Tissue-specific mRNA profiling of the Brassica napus-Sclerotinia sclerotiorum interaction uncovers novel regulators of plant immunity

Abstract

White mold in Brassica napus (canola) is caused by the fungal pathogen Sclerotinia sclerotiorum and is responsible for significant losses in crop yield across the globe. With advances in high-throughput transcriptomics, our understanding of the B. napus defense response to S. sclerotiorum is becoming clearer; however, the response of individual tissue layers directly at the site of infection has yet to be explored. Using laser microdissection coupled with RNA sequencing, we profiled the epidermis, mesophyll and vascular leaf tissue layers in response to S. sclerotiorum.
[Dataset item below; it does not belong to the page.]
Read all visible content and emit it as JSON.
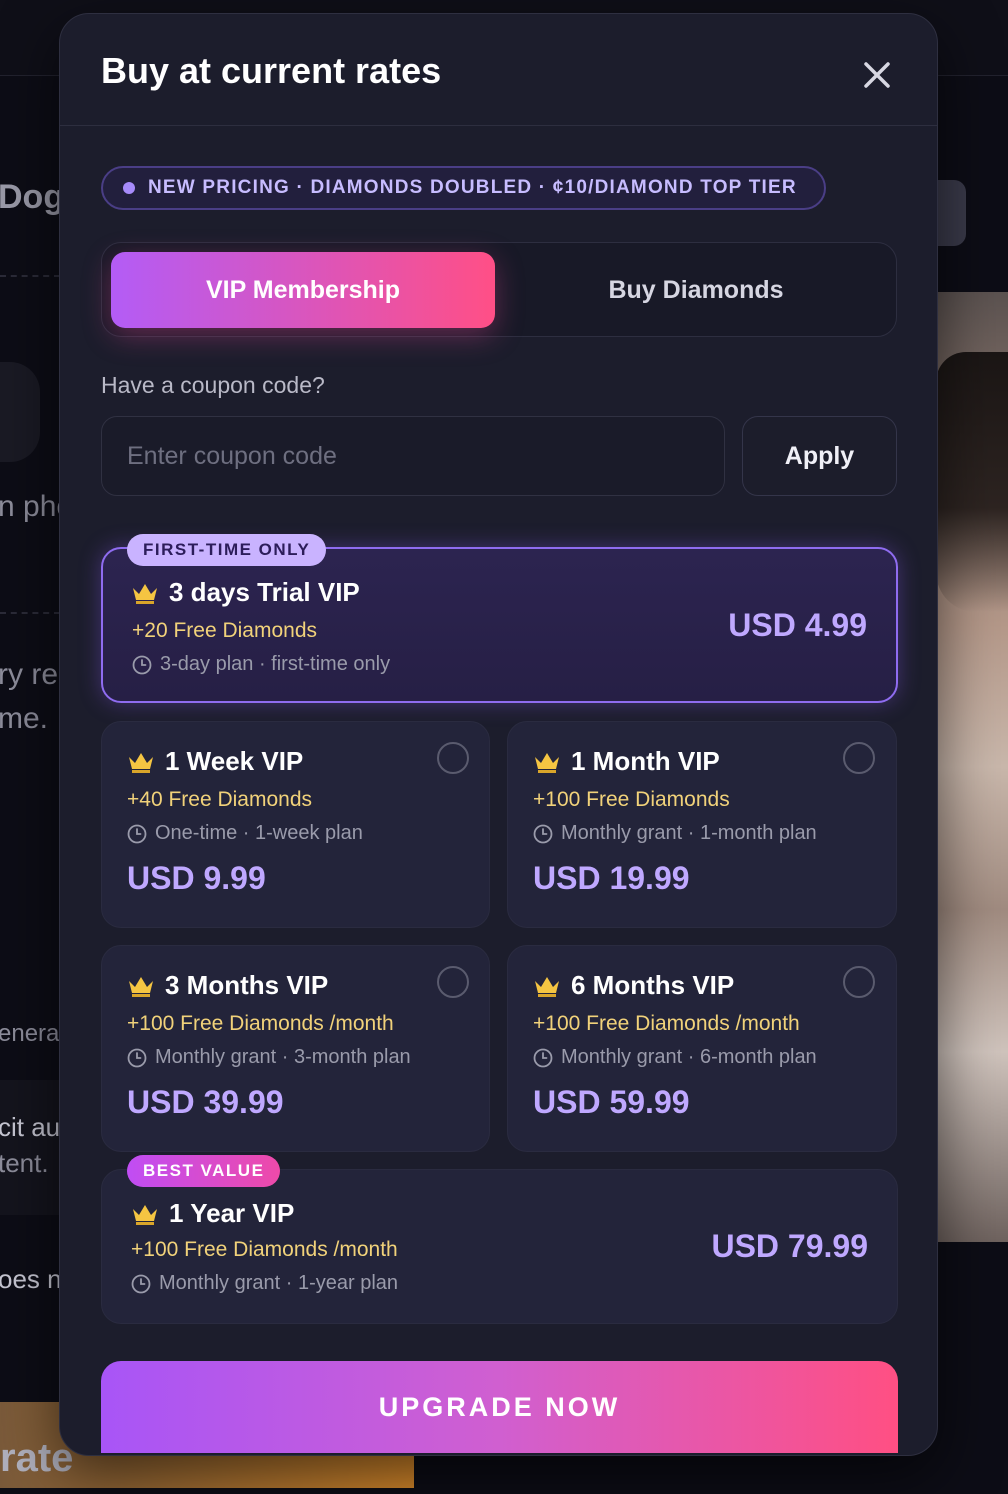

This strategy increases the number of genes detected compared to whole-leaf assessments and provides unprecedented information on tissue-specific gene expression networks in response to pathogen attack. Our findings provide novel insight into the conserved and specific roles of ontogenetically distinct leaf tissue layers in response to infection. Using bioinformatics tools, we identified several defense genes that might coordinate plant immunity responses shared across different tissue layers within the leaf. These genes were functionally characterized by challenging T-DNA insertion lines of Arabidopsis with necrotrophic, hemi-biotrophic, and biotrophic pathogens, ultimately converging on the PR5-like RECEPTOR KINASE (PRK5). Together, these data provide insight on the complexity of the B. napus defense response directly at the site of infection.